# ? Reel Grease/Lube ?



## hamelt (Feb 22, 2008)

I've been cleaning my new reels with fresh water and mild soap after the salty days. Using T9 on the outer parts. What do y'all recommend as an inner grease/lube, and do you prefer something on the outside other than T9? I have 2 new Nautilus sealed-drag reels, and 2 old Tibors with cork, and a Ross with cork. Embarrassed to admit I've never greased the older ones that need it the most. Need help STAT! 


Doctor Todd in Texas (with Tarpon on the Brain) 

"Sleep is for wussies!"


----------



## davidb (May 10, 2006)

Best to check with the manufacturers each has a different recomendation. Most will send you the parts and maintenance info sheets if you dont have it.
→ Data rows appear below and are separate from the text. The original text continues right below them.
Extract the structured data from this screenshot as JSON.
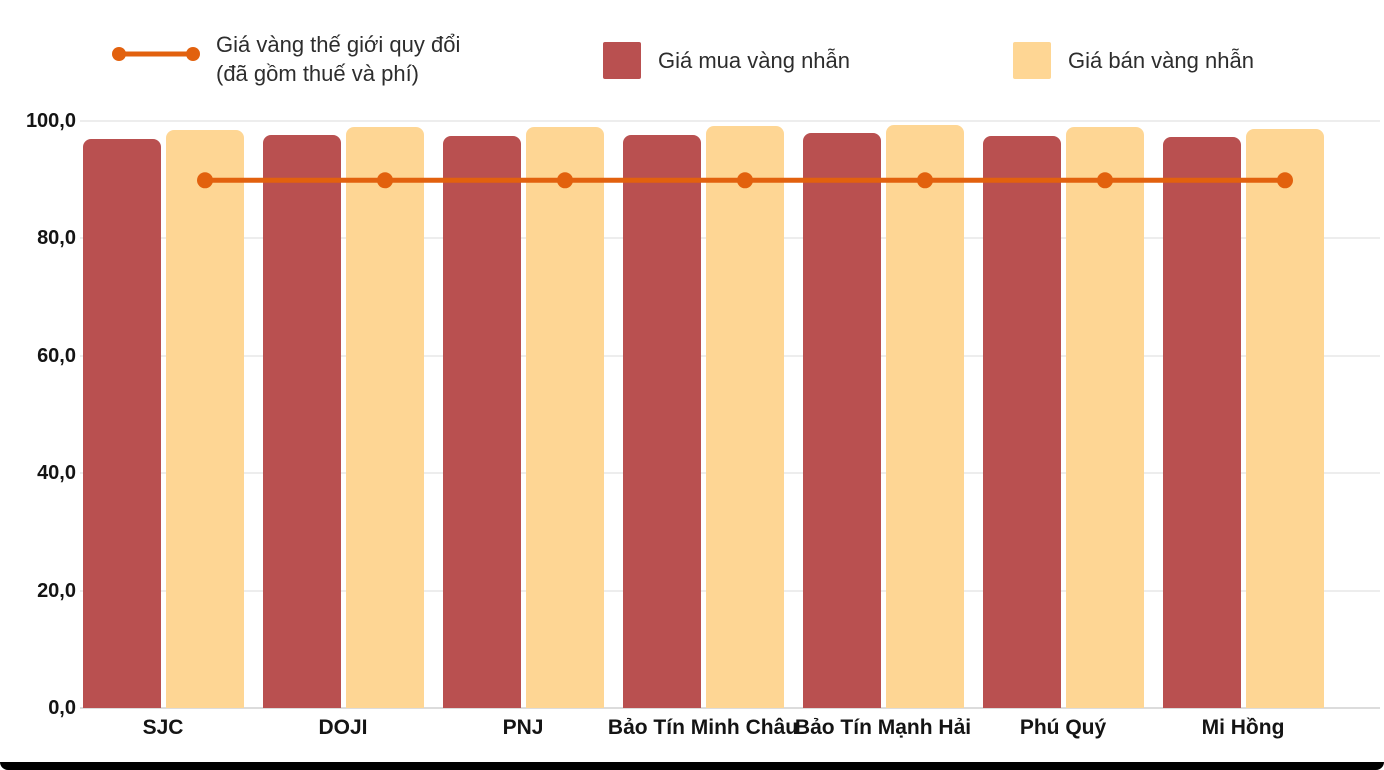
{
  "chart_data": {
    "type": "bar",
    "title": "",
    "xlabel": "",
    "ylabel": "",
    "categories": [
      "SJC",
      "DOJI",
      "PNJ",
      "Bảo Tín Minh Châu",
      "Bảo Tín Mạnh Hải",
      "Phú Quý",
      "Mi Hồng"
    ],
    "series": [
      {
        "name": "Giá mua vàng nhẫn",
        "kind": "bar",
        "color": "#B95050",
        "values": [
          97.0,
          97.6,
          97.5,
          97.6,
          97.9,
          97.5,
          97.2
        ]
      },
      {
        "name": "Giá bán vàng nhẫn",
        "kind": "bar",
        "color": "#FED694",
        "values": [
          98.5,
          99.0,
          98.9,
          99.1,
          99.4,
          99.0,
          98.7
        ]
      },
      {
        "name": "Giá vàng thế giới quy đổi (đã gồm thuế và phí)",
        "kind": "line",
        "color": "#E2610E",
        "values": [
          89.9,
          89.9,
          89.9,
          89.9,
          89.9,
          89.9,
          89.9
        ]
      }
    ],
    "ylim": [
      0,
      100
    ],
    "yticks": [
      0,
      20,
      40,
      60,
      80,
      100
    ],
    "ytick_labels": [
      "0,0",
      "20,0",
      "40,0",
      "60,0",
      "80,0",
      "100,0"
    ],
    "grid": true,
    "legend_position": "top"
  },
  "legend": {
    "world_line1": "Giá vàng thế giới quy đổi",
    "world_line2": "(đã gồm thuế và phí)",
    "buy": "Giá mua vàng nhẫn",
    "sell": "Giá bán vàng nhẫn"
  },
  "colors": {
    "buy_bar": "#B95050",
    "sell_bar": "#FED694",
    "world_line": "#E2610E",
    "grid": "#EDEDED",
    "baseline": "#DCDCDC",
    "axis_text": "#141414",
    "frame_bar": "#000000"
  }
}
I know for Tibors they like a Silicon grease with a tiny amount of graphite for the cork drag. This always ends up migrating to the palls and should be used sparingly. I know Ted Jurassic recomended leaving the reel alone for a couple of years then when you do open it up just scrape the grease up from the ceramic gear and put a little on the cork.
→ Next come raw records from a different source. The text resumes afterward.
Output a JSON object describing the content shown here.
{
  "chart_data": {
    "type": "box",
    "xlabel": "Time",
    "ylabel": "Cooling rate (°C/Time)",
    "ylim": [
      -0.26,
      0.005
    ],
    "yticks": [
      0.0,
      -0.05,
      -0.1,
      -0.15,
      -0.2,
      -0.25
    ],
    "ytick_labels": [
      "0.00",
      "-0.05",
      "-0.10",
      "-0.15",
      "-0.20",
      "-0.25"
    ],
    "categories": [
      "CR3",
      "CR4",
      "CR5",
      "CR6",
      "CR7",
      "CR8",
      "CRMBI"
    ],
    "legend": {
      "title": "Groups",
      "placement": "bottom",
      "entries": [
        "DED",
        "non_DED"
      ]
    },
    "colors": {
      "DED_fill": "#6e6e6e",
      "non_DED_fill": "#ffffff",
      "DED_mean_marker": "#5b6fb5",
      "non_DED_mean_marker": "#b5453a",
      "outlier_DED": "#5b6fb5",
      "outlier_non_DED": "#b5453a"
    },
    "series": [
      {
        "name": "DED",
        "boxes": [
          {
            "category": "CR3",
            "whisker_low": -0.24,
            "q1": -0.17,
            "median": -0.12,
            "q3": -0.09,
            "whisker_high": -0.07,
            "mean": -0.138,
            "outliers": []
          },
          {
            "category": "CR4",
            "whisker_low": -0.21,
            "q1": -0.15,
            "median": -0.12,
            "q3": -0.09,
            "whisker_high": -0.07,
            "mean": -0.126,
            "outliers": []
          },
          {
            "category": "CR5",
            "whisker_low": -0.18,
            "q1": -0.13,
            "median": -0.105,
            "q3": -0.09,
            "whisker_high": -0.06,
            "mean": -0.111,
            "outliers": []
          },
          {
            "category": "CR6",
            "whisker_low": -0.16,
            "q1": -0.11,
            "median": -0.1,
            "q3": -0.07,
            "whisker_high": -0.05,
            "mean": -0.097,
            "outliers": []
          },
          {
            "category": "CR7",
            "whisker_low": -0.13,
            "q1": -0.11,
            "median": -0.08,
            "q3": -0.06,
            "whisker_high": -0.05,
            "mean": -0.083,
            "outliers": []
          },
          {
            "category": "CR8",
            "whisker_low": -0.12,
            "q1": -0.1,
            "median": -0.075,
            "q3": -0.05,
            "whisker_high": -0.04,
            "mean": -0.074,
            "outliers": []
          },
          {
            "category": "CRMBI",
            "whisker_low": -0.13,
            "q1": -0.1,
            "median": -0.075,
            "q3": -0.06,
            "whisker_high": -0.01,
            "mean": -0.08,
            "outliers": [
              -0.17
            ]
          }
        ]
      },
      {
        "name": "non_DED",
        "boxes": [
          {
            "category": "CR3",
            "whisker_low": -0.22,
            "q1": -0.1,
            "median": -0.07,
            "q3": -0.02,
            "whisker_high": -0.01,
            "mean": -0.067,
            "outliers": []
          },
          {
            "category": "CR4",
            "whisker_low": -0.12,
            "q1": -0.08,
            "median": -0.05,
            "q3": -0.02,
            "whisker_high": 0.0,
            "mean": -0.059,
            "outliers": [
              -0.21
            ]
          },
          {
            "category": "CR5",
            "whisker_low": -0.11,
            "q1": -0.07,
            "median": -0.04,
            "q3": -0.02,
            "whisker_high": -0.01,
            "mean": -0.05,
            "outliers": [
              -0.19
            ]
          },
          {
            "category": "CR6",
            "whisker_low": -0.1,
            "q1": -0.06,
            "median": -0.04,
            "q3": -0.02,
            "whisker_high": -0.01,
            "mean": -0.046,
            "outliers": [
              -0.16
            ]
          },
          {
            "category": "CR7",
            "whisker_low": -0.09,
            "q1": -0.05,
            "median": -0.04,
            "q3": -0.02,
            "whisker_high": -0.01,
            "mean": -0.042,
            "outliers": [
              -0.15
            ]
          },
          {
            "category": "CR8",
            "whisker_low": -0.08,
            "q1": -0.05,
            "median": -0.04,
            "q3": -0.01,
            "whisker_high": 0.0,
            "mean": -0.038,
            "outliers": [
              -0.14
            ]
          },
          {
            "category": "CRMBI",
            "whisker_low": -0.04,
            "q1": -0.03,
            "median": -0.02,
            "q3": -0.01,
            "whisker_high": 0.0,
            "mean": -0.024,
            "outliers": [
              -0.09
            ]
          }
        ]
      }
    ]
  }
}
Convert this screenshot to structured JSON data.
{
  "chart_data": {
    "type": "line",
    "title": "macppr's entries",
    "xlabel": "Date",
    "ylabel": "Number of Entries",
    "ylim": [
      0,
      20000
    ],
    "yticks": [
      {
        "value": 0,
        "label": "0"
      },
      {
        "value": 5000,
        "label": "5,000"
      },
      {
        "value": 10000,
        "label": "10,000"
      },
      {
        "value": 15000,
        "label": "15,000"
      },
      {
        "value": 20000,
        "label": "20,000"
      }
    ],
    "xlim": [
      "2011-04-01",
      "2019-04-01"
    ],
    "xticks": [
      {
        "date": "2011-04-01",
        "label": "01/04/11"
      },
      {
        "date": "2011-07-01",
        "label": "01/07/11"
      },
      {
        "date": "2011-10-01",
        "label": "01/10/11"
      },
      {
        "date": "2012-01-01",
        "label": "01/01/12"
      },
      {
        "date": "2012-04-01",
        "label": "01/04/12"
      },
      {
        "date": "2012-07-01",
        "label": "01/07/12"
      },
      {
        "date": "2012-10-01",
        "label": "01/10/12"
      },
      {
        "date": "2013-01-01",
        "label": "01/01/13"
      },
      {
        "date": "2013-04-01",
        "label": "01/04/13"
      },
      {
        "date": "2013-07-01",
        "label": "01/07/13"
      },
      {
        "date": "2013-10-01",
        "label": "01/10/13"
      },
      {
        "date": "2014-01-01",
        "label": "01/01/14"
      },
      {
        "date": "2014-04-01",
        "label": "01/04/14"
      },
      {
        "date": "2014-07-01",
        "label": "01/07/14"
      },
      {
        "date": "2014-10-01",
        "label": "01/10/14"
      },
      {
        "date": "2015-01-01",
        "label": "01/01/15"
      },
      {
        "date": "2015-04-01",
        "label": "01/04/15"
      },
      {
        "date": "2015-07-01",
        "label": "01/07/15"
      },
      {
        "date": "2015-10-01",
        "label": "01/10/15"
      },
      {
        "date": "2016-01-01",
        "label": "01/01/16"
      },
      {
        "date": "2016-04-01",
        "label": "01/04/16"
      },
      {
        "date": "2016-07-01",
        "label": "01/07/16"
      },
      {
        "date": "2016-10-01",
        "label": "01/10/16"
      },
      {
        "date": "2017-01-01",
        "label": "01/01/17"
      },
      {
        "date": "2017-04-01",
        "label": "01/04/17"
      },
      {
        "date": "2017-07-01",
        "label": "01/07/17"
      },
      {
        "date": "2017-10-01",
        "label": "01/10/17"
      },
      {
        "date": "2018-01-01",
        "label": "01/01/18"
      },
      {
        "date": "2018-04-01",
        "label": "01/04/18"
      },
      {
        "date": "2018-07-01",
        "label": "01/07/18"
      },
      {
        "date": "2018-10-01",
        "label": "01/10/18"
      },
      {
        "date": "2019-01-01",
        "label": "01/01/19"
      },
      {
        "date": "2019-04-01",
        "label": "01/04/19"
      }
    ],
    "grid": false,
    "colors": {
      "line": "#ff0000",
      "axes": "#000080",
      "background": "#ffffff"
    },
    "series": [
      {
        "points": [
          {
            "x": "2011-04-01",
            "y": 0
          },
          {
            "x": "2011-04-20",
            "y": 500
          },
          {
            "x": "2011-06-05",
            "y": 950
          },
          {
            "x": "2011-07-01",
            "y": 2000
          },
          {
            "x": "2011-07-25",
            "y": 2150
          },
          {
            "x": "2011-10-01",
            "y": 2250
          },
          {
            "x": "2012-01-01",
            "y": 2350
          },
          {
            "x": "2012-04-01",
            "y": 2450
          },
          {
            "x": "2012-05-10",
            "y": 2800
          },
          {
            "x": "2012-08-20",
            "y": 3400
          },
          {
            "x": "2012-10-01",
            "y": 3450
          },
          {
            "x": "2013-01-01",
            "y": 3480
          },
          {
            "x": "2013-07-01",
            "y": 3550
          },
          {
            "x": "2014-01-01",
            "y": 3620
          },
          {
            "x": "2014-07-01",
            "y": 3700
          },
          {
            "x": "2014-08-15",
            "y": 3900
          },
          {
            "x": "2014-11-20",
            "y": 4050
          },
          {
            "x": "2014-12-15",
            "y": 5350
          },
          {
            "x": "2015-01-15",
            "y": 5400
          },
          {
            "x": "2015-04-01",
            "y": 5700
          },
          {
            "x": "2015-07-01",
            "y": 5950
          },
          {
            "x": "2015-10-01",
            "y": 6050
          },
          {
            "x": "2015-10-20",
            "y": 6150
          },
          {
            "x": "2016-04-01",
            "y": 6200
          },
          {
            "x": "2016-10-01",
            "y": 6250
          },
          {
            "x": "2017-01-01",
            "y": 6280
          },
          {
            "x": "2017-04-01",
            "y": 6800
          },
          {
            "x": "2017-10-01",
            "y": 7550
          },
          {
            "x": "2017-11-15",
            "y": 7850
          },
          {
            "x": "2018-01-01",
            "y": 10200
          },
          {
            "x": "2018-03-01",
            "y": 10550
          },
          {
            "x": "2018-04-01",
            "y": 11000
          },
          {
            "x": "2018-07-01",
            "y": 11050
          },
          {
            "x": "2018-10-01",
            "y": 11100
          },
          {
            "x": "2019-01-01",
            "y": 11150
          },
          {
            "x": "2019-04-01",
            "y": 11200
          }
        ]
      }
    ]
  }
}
Abel likes pure neats foot oil. Others say Trilube. Most recomend not to use WD40 or anything with alot of solvents. Too much of any lube is worse than too little. Keep an eye on the sealed bearings few of them stay sealled forever. First time you see something leaking out of them then get them replaced.


----------



## hamelt (Feb 22, 2008)

Thanks David


----------



## munson (Nov 12, 2005)

yeah i tried kayak fishing for the first time the other day...needless to say the reel spent a little time in the water on several occasions.


----------



## davidb (May 10, 2006)

Kayak fishing is rough on gear. You need bullet proof equipment on one hand, but you don't necessarily want to take your best stuff on the other. Thats why I like the Ross Cimaron and Gunnison for Yak fishing. 

The Abel type reel covers are the best insurance against scratches and they don't hold as much salt as the neoprene ones. Also easy to wash.

Next purchase is one of Dan Blantons rigged & ready rod bags, this can go in the front hatch of the yak when under way.


----------